Kerusakan lingkungan yang telah nyata adanya, berpengaruh besar terhadap kelangsungan hidup manusia. Sebagaimana QS. Ar-Rum/30: 41 yang menyebutkan bahwa ‘telah tampak kerusakan di darat dan di laut karena ulah tangan manusia’ dibuktikan melalui rilis BNPB bahwa sepanjang tahun 2023 bencana di Indonesia mencapai 5400 bencana. Namun yang tergolong sebagai bencana alam, hanya berjumlah 50-an. Lantas, bencana apa yang jumlahnya 5000 sekian lebih itu? Greenpeace Indonesia dalam acara Workshop Kerusakan Lingkungan; Peran Dakwah Hijau Da’i yang berkolaborasi dengan CariUstadz, Ummah for Earth dan Islami.co (14/12) menguraikan, ribuan bencana tersebut, bukan sekedar ‘takdir’ Tuhan, melainkan adanya ‘kezaliman’ yang manusia lakukan.
Mengapa demikian?
Sekilas kita simak secara lebih dalam Qs. Ar-Rum/30: 41 yang telah disebutkan, ayat ini dimulai dengan lafadz dzahara yang berarti tampak, lawan katanya ialah bathana yang berarti tidak tampak, demikian al-Ashfahani dalam Mufradat-nya. Lebih lanjut, Ashfahani mengartikan fasad sebagai keluarnya sesuatu dari keseimbangan, baik sedikit maupun banyak. Kata fasad dalam Al-Quran digunakan dalam konteks yang variatif baik jasmani, jiwa dan juga lingkungan. Antonimnya ialah ash-shalah yang berarti manfaat atau berguna. Beberapa ulama kontemporer memahami al-fasad dalam ayat di atas sebagai kerusakan lingkungan baik di darat maupun di laut.

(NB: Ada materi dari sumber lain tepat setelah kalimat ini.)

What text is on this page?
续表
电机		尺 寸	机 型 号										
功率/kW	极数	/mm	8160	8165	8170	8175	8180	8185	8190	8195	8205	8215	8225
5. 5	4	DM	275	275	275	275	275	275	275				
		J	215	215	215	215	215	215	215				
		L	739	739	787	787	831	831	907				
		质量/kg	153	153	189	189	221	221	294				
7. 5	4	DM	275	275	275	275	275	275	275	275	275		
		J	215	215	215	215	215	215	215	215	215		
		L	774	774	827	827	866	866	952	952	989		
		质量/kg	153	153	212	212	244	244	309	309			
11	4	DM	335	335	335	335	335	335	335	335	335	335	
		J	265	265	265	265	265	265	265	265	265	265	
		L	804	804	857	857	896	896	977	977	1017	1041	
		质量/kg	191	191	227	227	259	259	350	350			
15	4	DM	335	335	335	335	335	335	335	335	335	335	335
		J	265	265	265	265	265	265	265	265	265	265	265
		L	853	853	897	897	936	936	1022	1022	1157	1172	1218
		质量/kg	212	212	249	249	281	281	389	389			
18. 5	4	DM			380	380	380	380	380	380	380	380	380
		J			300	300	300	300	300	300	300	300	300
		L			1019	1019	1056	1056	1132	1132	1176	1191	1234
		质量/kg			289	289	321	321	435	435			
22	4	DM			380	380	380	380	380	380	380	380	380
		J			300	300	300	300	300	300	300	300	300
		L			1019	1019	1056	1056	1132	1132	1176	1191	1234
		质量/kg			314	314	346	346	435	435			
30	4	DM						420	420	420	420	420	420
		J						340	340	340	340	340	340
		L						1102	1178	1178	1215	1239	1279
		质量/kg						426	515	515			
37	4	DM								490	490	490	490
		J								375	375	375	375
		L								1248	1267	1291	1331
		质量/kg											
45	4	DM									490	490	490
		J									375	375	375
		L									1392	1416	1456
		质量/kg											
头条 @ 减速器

Menariknya, jika kita baca petikan ayat berikutnya, siapa subjek dari kerusakan itu? terjawab melalui lafaz ‘bimaa kasabat aydinnaas’ yang jika diartikan secara bahasa berarti ‘disebabkan ulah tangan manusia’.
Beberapa mufassir kontemporer, semisal Prof. Quraish Shihab menafsirkan ayat di atas bahwa darat dan laut telah mengalami kerusakan, ketidakseimbangan, serta kekurangan manfaat. Laut telah tercemar sehingga ikan mati dan hasil laut berkurang. Daratan semakin panas sehingga terjadi kemarau panjang. Alhasil, keseimbangan lingkungan menjadi kacau. Sementara itu, Ibn ‘Âsyûr mengemukakan bahwa alam raya telah diciptakan Allah dalam satu sistem yang sangat serasi dan sesuai dengan kehidupan manusia. Tetapi, manusia melakukan kegiatan buruk yang merusak sehingga terjadi kepincangan dan ketidakseimbangan dalam sistem kerja alam.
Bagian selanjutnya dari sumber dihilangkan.